Students requiring official full-time status must take nine credits (three courses) per semester. The MA program, however, recommends six credits (two courses) per semester as the preferred workload for most graduate students. Both of these credit loads qualify for financial aid. Students may also take one course per semester through this does not qualify for financial aid. Students must complete the degree within six years of beginning the program. The program offers courses in the fall, spring and summer.
The Comprehensive Exam
Between their penultimate and the ultimate semester in the program, students will be required to take a comprehensive written examination prepared and administered by the graduate faculty in English Literature. The examination will be based on the courses taken during each student's tenure in the program. The exam, like all elements of the Mercy MA degree, can be administered through distance learning.
The Final Thesis Paper
The MA degree requires a final thesis paper focused on original research from which a paper of approximately 25 pages in the MLA Style will be developed.

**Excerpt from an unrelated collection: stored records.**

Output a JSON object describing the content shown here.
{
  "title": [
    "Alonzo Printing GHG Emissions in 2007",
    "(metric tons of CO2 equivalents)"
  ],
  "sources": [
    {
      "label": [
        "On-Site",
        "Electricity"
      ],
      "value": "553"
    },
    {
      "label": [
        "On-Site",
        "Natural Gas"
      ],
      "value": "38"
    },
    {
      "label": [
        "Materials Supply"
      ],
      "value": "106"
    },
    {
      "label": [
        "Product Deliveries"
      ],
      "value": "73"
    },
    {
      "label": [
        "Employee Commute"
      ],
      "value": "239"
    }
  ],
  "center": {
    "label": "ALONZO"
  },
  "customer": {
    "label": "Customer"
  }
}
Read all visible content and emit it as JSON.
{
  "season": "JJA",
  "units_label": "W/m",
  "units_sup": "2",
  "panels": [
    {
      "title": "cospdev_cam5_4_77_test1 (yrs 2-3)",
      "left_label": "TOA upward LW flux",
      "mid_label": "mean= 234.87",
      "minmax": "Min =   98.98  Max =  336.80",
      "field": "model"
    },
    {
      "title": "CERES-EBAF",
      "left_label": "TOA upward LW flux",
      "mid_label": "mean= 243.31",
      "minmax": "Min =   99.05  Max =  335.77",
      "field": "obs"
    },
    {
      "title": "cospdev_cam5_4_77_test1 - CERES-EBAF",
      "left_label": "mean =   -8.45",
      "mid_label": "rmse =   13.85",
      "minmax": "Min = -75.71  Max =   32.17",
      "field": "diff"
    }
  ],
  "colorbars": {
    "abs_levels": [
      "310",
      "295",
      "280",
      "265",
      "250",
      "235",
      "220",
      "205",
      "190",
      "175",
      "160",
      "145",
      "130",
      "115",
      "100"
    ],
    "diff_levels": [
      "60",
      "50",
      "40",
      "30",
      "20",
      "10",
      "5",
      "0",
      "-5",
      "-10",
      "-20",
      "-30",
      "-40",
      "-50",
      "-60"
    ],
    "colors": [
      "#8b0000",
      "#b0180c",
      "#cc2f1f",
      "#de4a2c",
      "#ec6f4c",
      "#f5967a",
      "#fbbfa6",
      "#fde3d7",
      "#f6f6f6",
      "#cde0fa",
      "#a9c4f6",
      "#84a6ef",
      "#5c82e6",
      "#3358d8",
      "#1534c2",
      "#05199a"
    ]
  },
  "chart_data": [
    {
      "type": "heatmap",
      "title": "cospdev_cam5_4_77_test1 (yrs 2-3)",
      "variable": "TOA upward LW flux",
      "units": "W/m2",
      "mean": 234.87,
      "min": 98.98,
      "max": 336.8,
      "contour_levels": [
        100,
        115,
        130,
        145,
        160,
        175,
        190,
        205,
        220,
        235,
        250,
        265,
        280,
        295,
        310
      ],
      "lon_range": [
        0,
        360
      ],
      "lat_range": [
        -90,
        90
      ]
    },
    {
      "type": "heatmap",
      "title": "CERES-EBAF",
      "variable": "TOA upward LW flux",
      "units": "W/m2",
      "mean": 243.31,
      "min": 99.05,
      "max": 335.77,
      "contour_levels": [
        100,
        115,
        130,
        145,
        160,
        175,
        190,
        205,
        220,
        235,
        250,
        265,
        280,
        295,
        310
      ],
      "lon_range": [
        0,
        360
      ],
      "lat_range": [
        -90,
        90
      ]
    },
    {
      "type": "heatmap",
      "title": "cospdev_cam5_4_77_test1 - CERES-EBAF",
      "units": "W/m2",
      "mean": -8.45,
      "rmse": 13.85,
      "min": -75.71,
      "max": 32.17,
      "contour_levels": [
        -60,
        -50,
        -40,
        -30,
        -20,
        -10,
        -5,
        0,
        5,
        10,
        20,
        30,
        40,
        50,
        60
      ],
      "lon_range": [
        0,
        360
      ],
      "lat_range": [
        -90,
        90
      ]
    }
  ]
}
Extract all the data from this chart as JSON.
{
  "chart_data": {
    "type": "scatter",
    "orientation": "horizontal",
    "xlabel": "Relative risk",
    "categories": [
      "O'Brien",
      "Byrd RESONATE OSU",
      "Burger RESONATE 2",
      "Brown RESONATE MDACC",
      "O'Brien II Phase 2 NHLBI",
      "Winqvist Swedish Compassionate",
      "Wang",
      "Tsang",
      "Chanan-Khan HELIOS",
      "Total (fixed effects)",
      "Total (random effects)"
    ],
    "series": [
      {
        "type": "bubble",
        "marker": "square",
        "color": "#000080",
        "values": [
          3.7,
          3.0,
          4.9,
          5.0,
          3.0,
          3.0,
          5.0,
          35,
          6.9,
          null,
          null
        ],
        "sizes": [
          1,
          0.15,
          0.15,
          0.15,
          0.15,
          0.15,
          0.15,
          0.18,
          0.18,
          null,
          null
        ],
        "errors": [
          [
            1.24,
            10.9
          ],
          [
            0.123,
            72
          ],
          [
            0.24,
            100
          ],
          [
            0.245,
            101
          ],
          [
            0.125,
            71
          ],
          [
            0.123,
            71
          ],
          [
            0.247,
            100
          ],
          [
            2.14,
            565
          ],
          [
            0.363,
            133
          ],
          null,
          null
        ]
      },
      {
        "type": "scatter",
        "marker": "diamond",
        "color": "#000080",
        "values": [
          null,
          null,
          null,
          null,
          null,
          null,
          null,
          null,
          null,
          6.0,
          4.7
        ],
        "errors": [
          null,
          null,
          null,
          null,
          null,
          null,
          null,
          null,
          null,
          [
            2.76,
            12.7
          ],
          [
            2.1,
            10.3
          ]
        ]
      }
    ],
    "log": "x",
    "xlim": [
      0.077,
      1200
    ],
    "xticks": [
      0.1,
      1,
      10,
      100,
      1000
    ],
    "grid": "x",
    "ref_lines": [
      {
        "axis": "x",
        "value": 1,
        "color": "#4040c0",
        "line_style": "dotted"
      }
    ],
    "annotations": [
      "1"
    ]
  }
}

Students write this thesis paper during the final required course in the program, ENGL 599 Master's Thesis Tutorial. Each student chooses a mentor from the graduate faculty to lead her or his 599 tutorial. The mentor guides the student during the development of the thesis topic, and through the process of researching and drafting the thesis paper over the course of the semester. Near the end of the semester, a polished draft of the paper is reviewed by a panel comprised of the mentor and a second faculty reader, either of whom can request or require further revision. In order for a student to successfully pass ENGL 599, both members of the panel must finally approve the thesis paper.
English Literature M.A. Curriculum
The MA degree requires thirty credits or 10 three-credit courses. All students must take the program's core theory course (ENGL 500) and the final thesis tutorial (ENGL 599). Beyond those two courses, students have a great deal of freedom to chart a personal path toward the MA degree.
Students must take at least one course from 505 - 510 or 517; one course from 521 - 540; one course from 541 - 560; another course from 521 - 560; and then four electives of any number from 505 - 598. Each of these number-groups tends toward a particular emphasis. Courses in the 505 - 510 range focus on a particular type of writing, a literary form. 517 is a creative writing course for those who wish to explore that option. The 521 - 540 courses have something of a British emphasis. The 541 - 560 have something of an American emphasis. And courses from 561 - 598 are those which aren't meaningfully grouped into the other fields. The program usually runs six courses each fall and spring semester, and between two and four courses during the summer.
A full list of our catalog courses can be found by accessing the Mercy College Graduate Catalog available here. We also have a number of newer "topic" courses running on a trial basis and which have not yet been added to the Graduate Catalog. Applicants interested in learning more about these topic courses can look through recent course schedules on the program blog and/or can contact the Program Head for more information.
Graduates are qualified to apply for most full-time community college English professorships and to teach composition and literature as an adjunct at most community and senior colleges. The MA may be the stepping stone to the PhD—some Mercy MA graduates have gone on to the Ph.D. The degree may also lead to non-academic careers in fields which require writing, critical thinking, and research skills, such as publishing, editing, advertising, technical writing, journalism, and other media. Secondary-school teachers can earn graduate English content credits for such things as (re)licensing, promotion, and retention.